Cette plage de dates s’alignait sur un énorme paléotsunami que Goff a trouvé des preuves d’un océan plus loin, en Nouvelle-Zélande, où des rochers de la taille de voitures ont été trouvés à près d’un kilomètre à l’intérieur des terres. Ce tsunami n’apparaît pas dans les archives historiques, dit Goff, et il a probablement touché des îles dans tout le Pacifique Sud, y compris au Vanuatu, aux Tonga et aux îles Cook. Les chercheurs paléotsunamis n’ont pas encore cherché de preuves corroborantes sur ces îles, ils ne connaissent donc pas encore l’ampleur des destructions causées par le tsunami.


Connaître la taille et la gravité d’un paléotsunami est plus qu’une question d’intérêt historique. Ces données ont beaucoup de valeur pour les communautés côtières contemporaines.

La prévision des tsunamis est un défi de taille. Au mieux, les résidents pourraient avoir des minutes à des heures d’avertissement de la part d’agences telles que le Centre national d’alerte aux tsunamis qui utilisent des bouées et des sismomètres pour détecter les tsunamis potentiels avant qu’ils n’atteignent la terre. S’il manque aux modèles informatiques traitant ces données des événements clés qui n’apparaissent pas dans les archives historiques, tels que ceux que les chercheurs sur les paléosunamis découvrent régulièrement, les avertissements qu’ils émettent peuvent ne pas être tout à fait exacts.

Goff cite le tremblement de terre et le tsunami de Tōhoku au Japon en 2011 comme un excellent exemple des dangers d’ignorer les preuves d’événements passés.

Ce tsunami de 2011, généré par un tremblement de terre de magnitude 9,1 au fond de la mer au large du Japon, a engendré des vagues atteignant 40 mètres de haut. L’eau a submergé les digues et inondé plus de 100 sites désignés d’évacuation en cas de tsunami. Il a détruit des villes entières et paralysé la centrale nucléaire de Fukushima Daiichi. Plus de 15 000 personnes sont mortes.

Une partie du problème était les défenses inadéquates du Japon. Les chercheurs connaissaient trois grands tsunamis d’après des archives historiques remontant jusqu’au 17ème siècle, dont certains ont produit des vagues de plusieurs dizaines de mètres de haut. Pourtant, les responsables ont basé bon nombre de leurs préparatifs de défense contre les tsunamis sur des tsunamis plus petits dans l’histoire du Japon.

« Nous savions à quel point ils pouvaient être gros [in Japan]. Nous savions que ces choses devaient avoir été générées juste au large des côtes japonaises. Et pourtant, nous n’y étions absolument pas préparés », déclare Goff.

Le tsunami du Tōhoku de 2011 a été plus destructeur que presque tout autre dans les temps modernes. Mais, comme le montrent les recherches sur les paléosunamis, ce n’était pas nécessairement sans précédent.

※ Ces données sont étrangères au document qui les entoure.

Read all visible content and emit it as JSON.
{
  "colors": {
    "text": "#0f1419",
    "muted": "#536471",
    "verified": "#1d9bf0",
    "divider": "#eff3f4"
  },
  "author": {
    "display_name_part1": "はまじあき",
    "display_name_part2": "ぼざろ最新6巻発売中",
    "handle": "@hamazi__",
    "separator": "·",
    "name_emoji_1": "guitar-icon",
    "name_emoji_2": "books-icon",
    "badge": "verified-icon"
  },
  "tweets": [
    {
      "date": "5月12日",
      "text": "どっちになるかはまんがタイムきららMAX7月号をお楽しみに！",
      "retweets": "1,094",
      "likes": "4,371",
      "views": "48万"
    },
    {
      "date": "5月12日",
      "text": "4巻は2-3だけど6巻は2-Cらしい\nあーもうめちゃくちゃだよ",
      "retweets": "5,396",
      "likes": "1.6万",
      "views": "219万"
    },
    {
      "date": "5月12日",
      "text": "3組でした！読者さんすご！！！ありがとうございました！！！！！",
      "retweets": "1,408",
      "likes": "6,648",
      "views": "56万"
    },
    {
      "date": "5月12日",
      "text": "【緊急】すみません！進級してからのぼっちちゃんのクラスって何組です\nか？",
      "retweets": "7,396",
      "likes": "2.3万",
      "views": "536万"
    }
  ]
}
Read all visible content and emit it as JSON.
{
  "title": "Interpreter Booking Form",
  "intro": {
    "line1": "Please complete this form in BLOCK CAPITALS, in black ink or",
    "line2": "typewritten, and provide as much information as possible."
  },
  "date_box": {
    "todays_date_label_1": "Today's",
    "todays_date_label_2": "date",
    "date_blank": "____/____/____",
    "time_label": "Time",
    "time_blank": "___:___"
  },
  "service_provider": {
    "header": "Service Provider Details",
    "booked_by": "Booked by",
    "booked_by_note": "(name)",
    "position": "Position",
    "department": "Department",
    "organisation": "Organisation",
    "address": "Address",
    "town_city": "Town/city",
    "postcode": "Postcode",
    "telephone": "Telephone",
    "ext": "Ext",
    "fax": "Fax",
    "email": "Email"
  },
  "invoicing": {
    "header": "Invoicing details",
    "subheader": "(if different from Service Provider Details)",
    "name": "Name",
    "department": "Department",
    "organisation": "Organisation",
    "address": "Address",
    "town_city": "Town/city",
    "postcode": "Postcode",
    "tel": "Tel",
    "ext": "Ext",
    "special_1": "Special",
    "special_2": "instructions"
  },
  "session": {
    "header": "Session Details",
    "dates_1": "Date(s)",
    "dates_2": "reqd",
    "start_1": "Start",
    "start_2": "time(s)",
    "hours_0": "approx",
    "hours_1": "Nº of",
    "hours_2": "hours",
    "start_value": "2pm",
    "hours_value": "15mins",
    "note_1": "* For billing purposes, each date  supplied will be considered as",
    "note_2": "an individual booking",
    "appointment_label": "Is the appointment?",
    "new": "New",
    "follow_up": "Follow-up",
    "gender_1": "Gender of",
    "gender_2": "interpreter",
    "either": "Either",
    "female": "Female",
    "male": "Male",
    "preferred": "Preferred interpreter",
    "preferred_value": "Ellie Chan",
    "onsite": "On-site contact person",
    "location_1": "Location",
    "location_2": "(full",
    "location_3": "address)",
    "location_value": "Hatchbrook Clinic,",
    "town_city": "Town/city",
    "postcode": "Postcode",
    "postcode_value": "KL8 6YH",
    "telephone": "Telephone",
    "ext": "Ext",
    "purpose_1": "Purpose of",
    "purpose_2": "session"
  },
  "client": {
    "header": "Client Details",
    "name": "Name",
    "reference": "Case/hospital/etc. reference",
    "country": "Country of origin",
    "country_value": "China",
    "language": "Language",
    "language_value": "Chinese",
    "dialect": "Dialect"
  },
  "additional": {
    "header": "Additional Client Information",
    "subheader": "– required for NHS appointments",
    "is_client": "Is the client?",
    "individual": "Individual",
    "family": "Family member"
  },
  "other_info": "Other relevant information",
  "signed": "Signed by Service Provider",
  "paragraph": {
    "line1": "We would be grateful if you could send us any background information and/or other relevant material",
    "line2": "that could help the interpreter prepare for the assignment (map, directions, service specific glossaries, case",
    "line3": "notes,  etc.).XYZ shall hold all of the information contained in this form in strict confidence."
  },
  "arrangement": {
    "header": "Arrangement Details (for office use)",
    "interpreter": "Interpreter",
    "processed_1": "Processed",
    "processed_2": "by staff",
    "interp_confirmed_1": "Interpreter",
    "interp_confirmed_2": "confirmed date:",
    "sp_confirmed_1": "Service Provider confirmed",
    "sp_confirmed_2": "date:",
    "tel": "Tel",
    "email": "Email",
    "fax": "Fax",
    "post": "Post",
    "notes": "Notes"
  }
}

De retour au Chili, Izquierdo dit qu’elle est particulièrement inquiète de ce qui se passerait si un tsunami de taille comparable à celui qui a projeté des rochers dans le désert d’Atacama se produisait aujourd’hui. Dans les lieux de vacances populaires, comme à l’extérieur de la ville de Caldera, les gens ont construit des maisons près de la plage. Si un tsunami frappait, ces maisons pourraient être en grave péril.

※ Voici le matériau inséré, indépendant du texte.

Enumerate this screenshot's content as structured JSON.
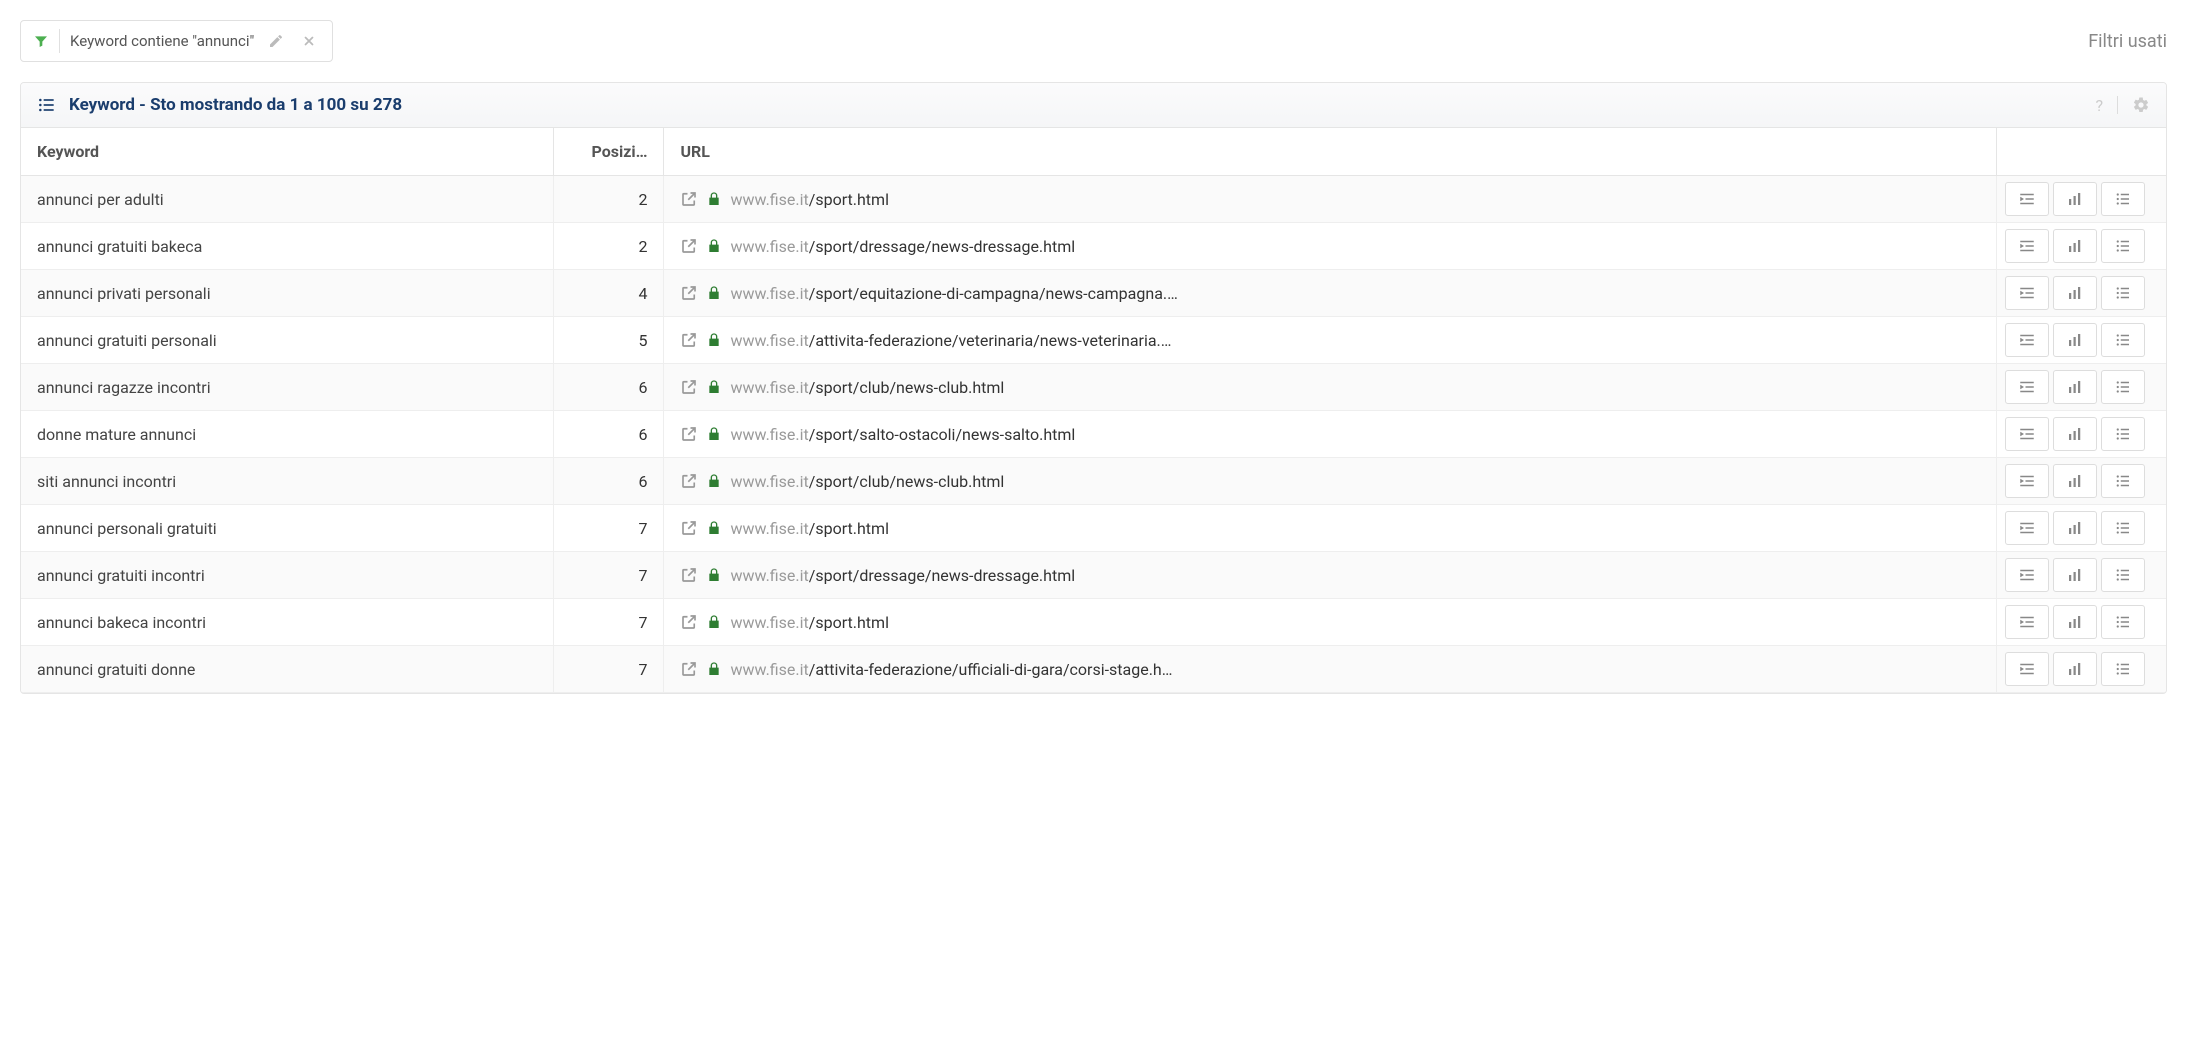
{
  "filter": {
    "text": "Keyword contiene \"annunci\""
  },
  "filters_used_label": "Filtri usati",
  "panel_title": "Keyword - Sto mostrando da 1 a 100 su 278",
  "columns": {
    "keyword": "Keyword",
    "position": "Posizi…",
    "url": "URL"
  },
  "url_domain": "www.fise.it",
  "rows": [
    {
      "keyword": "annunci per adulti",
      "position": "2",
      "url_path": "/sport.html"
    },
    {
      "keyword": "annunci gratuiti bakeca",
      "position": "2",
      "url_path": "/sport/dressage/news-dressage.html"
    },
    {
      "keyword": "annunci privati personali",
      "position": "4",
      "url_path": "/sport/equitazione-di-campagna/news-campagna.…"
    },
    {
      "keyword": "annunci gratuiti personali",
      "position": "5",
      "url_path": "/attivita-federazione/veterinaria/news-veterinaria.…"
    },
    {
      "keyword": "annunci ragazze incontri",
      "position": "6",
      "url_path": "/sport/club/news-club.html"
    },
    {
      "keyword": "donne mature annunci",
      "position": "6",
      "url_path": "/sport/salto-ostacoli/news-salto.html"
    },
    {
      "keyword": "siti annunci incontri",
      "position": "6",
      "url_path": "/sport/club/news-club.html"
    },
    {
      "keyword": "annunci personali gratuiti",
      "position": "7",
      "url_path": "/sport.html"
    },
    {
      "keyword": "annunci gratuiti incontri",
      "position": "7",
      "url_path": "/sport/dressage/news-dressage.html"
    },
    {
      "keyword": "annunci bakeca incontri",
      "position": "7",
      "url_path": "/sport.html"
    },
    {
      "keyword": "annunci gratuiti donne",
      "position": "7",
      "url_path": "/attivita-federazione/ufficiali-di-gara/corsi-stage.h…"
    }
  ]
}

Les chercheurs de Paleotsunami révèlent que de nombreux tsunamis dont nous ignorons l’existence ont été plus destructeurs que ceux que nous avons documentés. Ces catastrophes se sont peut-être produites il y a des milliers d’années, et les lieux pourraient ne jamais voir de si grosses vagues de si tôt. Mais quelque part, un jour, nous le ferons.